Maurizio Acerbo, segretario nazionale del Partito della Rifondazione Comunista – Sinistra Europea, ripercorre la drammatica cronaca dell’impianto. Dopo il primo incidente che costò la vita a tre operai, Acerbo e Augusto De Sanctis denunciarono le inadempienze della Prefettura e delle altre autorità competenti rispetto a uno stabilimento classificato ad alto rischio secondo la Direttiva Seveso. A quella tragedia seguì una seconda esplosione che mietè altre tre vittime.
La multinazionale turca ha richiesto al comitato VIA della Regione Abruzzo l’autorizzazione per avviare la produzione di proiettili esplosivi. Acerbo chiede alla Regione di negare questo nulla osta e sollecita l’intervento dei poteri pubblici affinché dispongano la chiusura definitiva dello stabilimento, definito come una “fabbrica di morte” legata al ciclo militare.
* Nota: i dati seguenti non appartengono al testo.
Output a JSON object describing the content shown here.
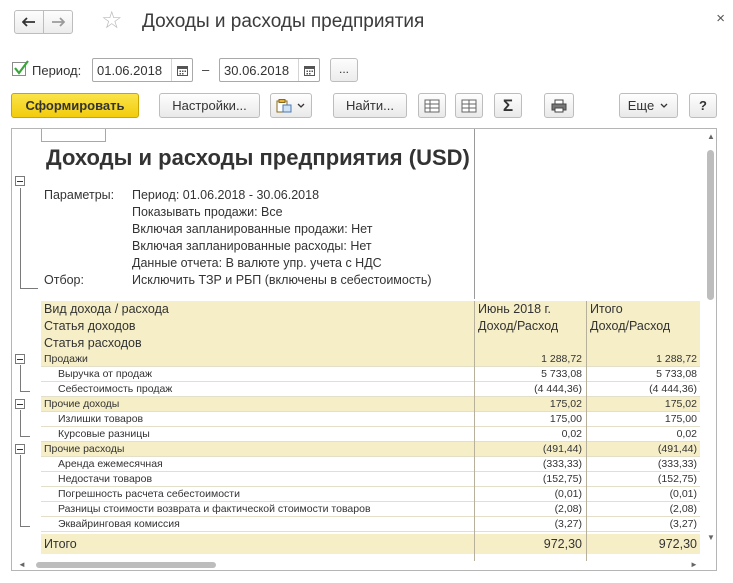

Secondo il segretario di Rifondazione, la struttura sembra essere stata protetta da servizi segreti e apparati dello stato. Acerbo ricorda che nel 1999 il proprietario e il direttore tecnico della Sabino patteggiarono per il possesso illegale di dieci tonnellate di esplosivo T4. Negli anni Novanta, Rifondazione Comunista con l’allora deputato Antonio Saia presentò un’interrogazione parlamentare riguardante esplosivi partiti dai porti abruzzesi con destinazione il Medio Oriente e l’ex Jugoslavia.
Acerbo conclude sostenendo che sarebbe necessario liberare il territorio da una presenza così pericolosa, garantendo contemporaneamente alternative occupazionali alla maestranza.